For the second year in a row, I’m spending some time in the small Greek village of Exarchos, which geographically is in Central Greece, and located within the prefecture of “Fthiotida,” (try pronouncing that – our English language never puts an “F” sound directly in front of “TH” so it is not a natural thing for English speakers).
A Bit Of Background On Exarchos
Exarchos is located on a plane between some mountain ranges, and is about a 20 minute drive from Atalanti (pronounced as “Ataladi” – when the letters “n” and “t” are together in Greek, it’s pronounced as “D” in the English alphabet). The surrounding area is farm land, owned and/or rented by inhabitants of the village for agricultural purposes and there are quite a number of different crops grown in the area.
While the population of the town is probably between 600 and 700, it is home to about 9 Greek Orthodox churches. The majority of the churches are not actually in the village proper, but are a short distance away in different directions. There is one local Greek Orthodox Priest, who will perform services at all of the churches at specific times of the year; for example, a service will be performed at St. Nicholas Church on the “feast day” of St. Nicholas.
But generally, regular weekly service is held at the main church in the village. This same church also has a bell that tolls on each hour and half hour during the day – something that most of us in North America no longer hear.
Exarchos – Where Did The Name Come From?
The village used to be called “Bogdanou” or “Vogdháni,” after the river of the same name that used to flow nearby. The river was fed by an underground natural water reservoir which still exists, but as farmers in the area as well as residences tapped into it, the river stopped flowing. There is still a bridge over what used to be the river, nearby.
At some point, the village name was changed to “Exarchos,” and Wikipedia suggests that it was named after someone with that name, possibly “Exarch.” However, some locals say that it actually comes from the amalgamation of six villages in the area. Six in Greek is “exi” and “archos” means leader. Locals suggest that at some point, each of the surrounding churches were home to their own small villages – and six of them decided to “come together” into one, in order to have better protection against raiding bandits and others who might attack small places. So, the inhabitants of five other villages all came to what is now Exarchos to settle and find protection in each other as one village with larger numbers.
St. Nicholas Church
When I heard that this church had origins dating back centuries, I really wanted to visit it, if possible. It’s about 3 or 4 km outside of the village, and would be a good trek on foot as while much of the distance between the church and village is on level ground, the church itself is located on the side of a mountain with a bit of an ascent to get to it. We decided to drive as I also wanted to take along my camera and tripod to take photos.
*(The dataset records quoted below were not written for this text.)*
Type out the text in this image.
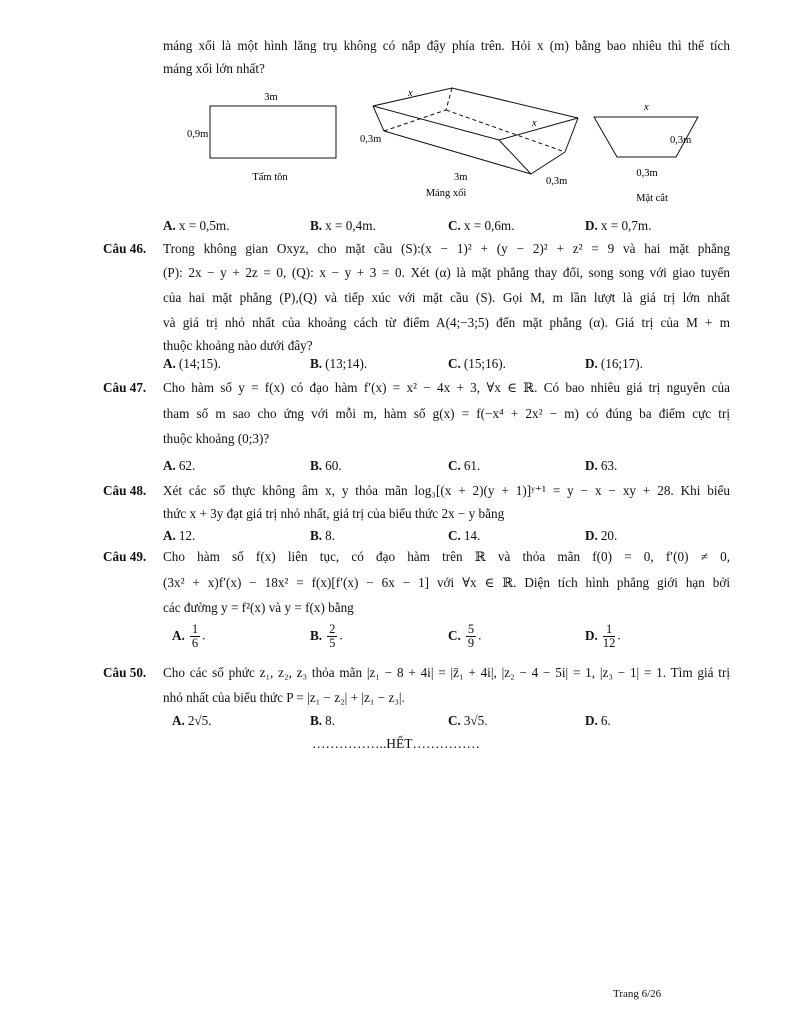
máng xối là một hình lăng trụ không có nắp đậy phía trên. Hỏi x (m) bằng bao nhiêu thì thể tích
máng xối lớn nhất?
3m
0,9m
Tấm tôn
x
x
0,3m
3m	0,3m
Máng xối
x
0,3m
0,3m
Mặt cắt
A. x = 0,5m.	B. x = 0,4m.	C. x = 0,6m.	D. x = 0,7m.
Câu 46. Trong không gian Oxyz, cho mặt cầu (S):(x − 1)² + (y − 2)² + z² = 9 và hai mặt phẳng
(P): 2x − y + 2z = 0, (Q): x − y + 3 = 0. Xét (α) là mặt phẳng thay đổi, song song với giao tuyến
của hai mặt phẳng (P),(Q) và tiếp xúc với mặt cầu (S). Gọi M, m lần lượt là giá trị lớn nhất
và giá trị nhỏ nhất của khoảng cách từ điểm A(4;−3;5) đến mặt phẳng (α). Giá trị của M + m
thuộc khoảng nào dưới đây?
A. (14;15).	B. (13;14).	C. (15;16).	D. (16;17).
Câu 47. Cho hàm số y = f(x) có đạo hàm f′(x) = x² − 4x + 3, ∀x ∈ ℝ. Có bao nhiêu giá trị nguyên của
tham số m sao cho ứng với mỗi m, hàm số g(x) = f(−x⁴ + 2x² − m) có đúng ba điểm cực trị
thuộc khoảng (0;3)?
A. 62.	B. 60.	C. 61.	D. 63.
Câu 48. Xét các số thực không âm x, y thỏa mãn log₃[(x + 2)(y + 1)]ʸ⁺¹ = y − x − xy + 28. Khi biểu
thức x + 3y đạt giá trị nhỏ nhất, giá trị của biểu thức 2x − y bằng
A. 12.	B. 8.	C. 14.	D. 20.
Câu 49. Cho hàm số f(x) liên tục, có đạo hàm trên ℝ và thỏa mãn f(0) = 0, f′(0) ≠ 0,
(3x² + x)f′(x) − 18x² = f(x)[f′(x) − 6x − 1] với ∀x ∈ ℝ. Diện tích hình phẳng giới hạn bởi
các đường y = f²(x) và y = f(x) bằng
A. $\frac{1}{6}$ .	B. $\frac{2}{5}$ .	C. $\frac{5}{9}$ .	D. $\frac{1}{12}$ .
Câu 50. Cho các số phức z₁, z₂, z₃ thỏa mãn |z₁ − 8 + 4i| = |z̄₁ + 4i|, |z₂ − 4 − 5i| = 1, |z₃ − 1| = 1. Tìm giá trị
nhỏ nhất của biểu thức P = |z₁ − z₂| + |z₁ − z₃|.
A. 2√5.	B. 8.	C. 3√5.	D. 6.
……………..HẾT……………
Trang 6/26
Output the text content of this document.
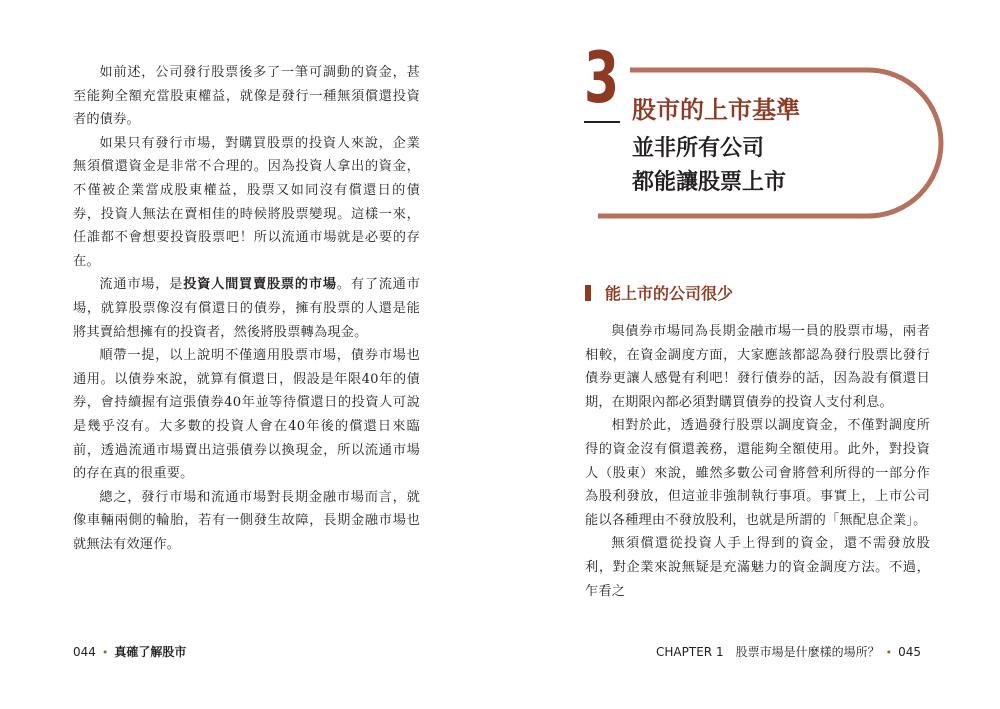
如前述，公司發行股票後多了一筆可調動的資金，甚至能夠全額充當股東權益，就像是發行一種無須償還投資者的債券。

如果只有發行市場，對購買股票的投資人來說，企業無須償還資金是非常不合理的。因為投資人拿出的資金，不僅被企業當成股東權益，股票又如同沒有償還日的債券，投資人無法在賣相佳的時候將股票變現。這樣一來，任誰都不會想要投資股票吧！所以流通市場就是必要的存在。

流通市場，是投資人間買賣股票的市場。有了流通市場，就算股票像沒有償還日的債券，擁有股票的人還是能將其賣給想擁有的投資者，然後將股票轉為現金。

順帶一提，以上說明不僅適用股票市場，債券市場也通用。以債券來說，就算有償還日，假設是年限40年的債券，會持續握有這張債券40年並等待償還日的投資人可說是幾乎沒有。大多數的投資人會在40年後的償還日來臨前，透過流通市場賣出這張債券以換現金，所以流通市場的存在真的很重要。

總之，發行市場和流通市場對長期金融市場而言，就像車輛兩側的輪胎，若有一側發生故障，長期金融市場也就無法有效運作。

044 • 真確了解股市
3 股市的上市基準
並非所有公司
都能讓股票上市
能上市的公司很少

與債券市場同為長期金融市場一員的股票市場，兩者相較，在資金調度方面，大家應該都認為發行股票比發行債券更讓人感覺有利吧！發行債券的話，因為設有償還日期，在期限內都必須對購買債券的投資人支付利息。

相對於此，透過發行股票以調度資金，不僅對調度所得的資金沒有償還義務，還能夠全額使用。此外，對投資人（股東）來說，雖然多數公司會將營利所得的一部分作為股利發放，但這並非強制執行事項。事實上，上市公司能以各種理由不發放股利，也就是所謂的「無配息企業」。

無須償還從投資人手上得到的資金，還不需發放股利，對企業來說無疑是充滿魅力的資金調度方法。不過，乍看之

CHAPTER 1　股票市場是什麼樣的場所？ • 045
The church is tucked in behind many coniferous trees and a high fence, but the gate is unlocked. Visitors are welcome at any time to step inside the church and light a candle if they wish.
For me, there was a sense and feeling of awe, as I always get when visiting old buildings and places – perhaps the same “feeling” or “sense” that some may call a “spiritual experience” – in fact, I’m pretty sure it is the same. Nevertheless, there is something that I find both inspiring and full of wonder, to be walking on grounds that people centuries ago also walked – and not only walked, but built something that has lasted and is still used today. And I’m fascinated with old churches, their architecture and design.
While there has a fairly modern addition to St. Nicholas Church and many repairs done over the centuries, the church building dates back to the 13th century! Today, the grounds are well kept, and it is obvious that services are still held here (there is a very large seating area outside the church and outdoor loudspeakers so the congregation can hear the priest(s) at any service performed).
Sadly, the church did experience a fire at some point in its history, and much of the domed interior ceiling paintings were destroyed, but some still survive.
Some photos I took while visiting St. Nicholas Church:
Modern Perimeter Of The Church Grounds
View Of The Village Of Exarchos From St. Nicholas Church
Painting of St. Nicholas On White Horse Inside The Church (Some of my Northern Irish friends might, at first glance, mistake this for a painting of King Billy :D)
Surviving Paintings On Domed Ceiling
Ancient Interior Of St. Nicholas Church
South Facing Exterior Wall
Photo Showing South & East Facing Exterior Walls
View Of The Sun Setting From St. Nicholas Church
I have many more photos, but to add them all would mean this post might take forever to load – and you might get bored as well.
I hope to visit some or all of the other churches in the area, and perhaps even meet with the local priest who is responsible for all of them, if he speaks English. More on all that soon!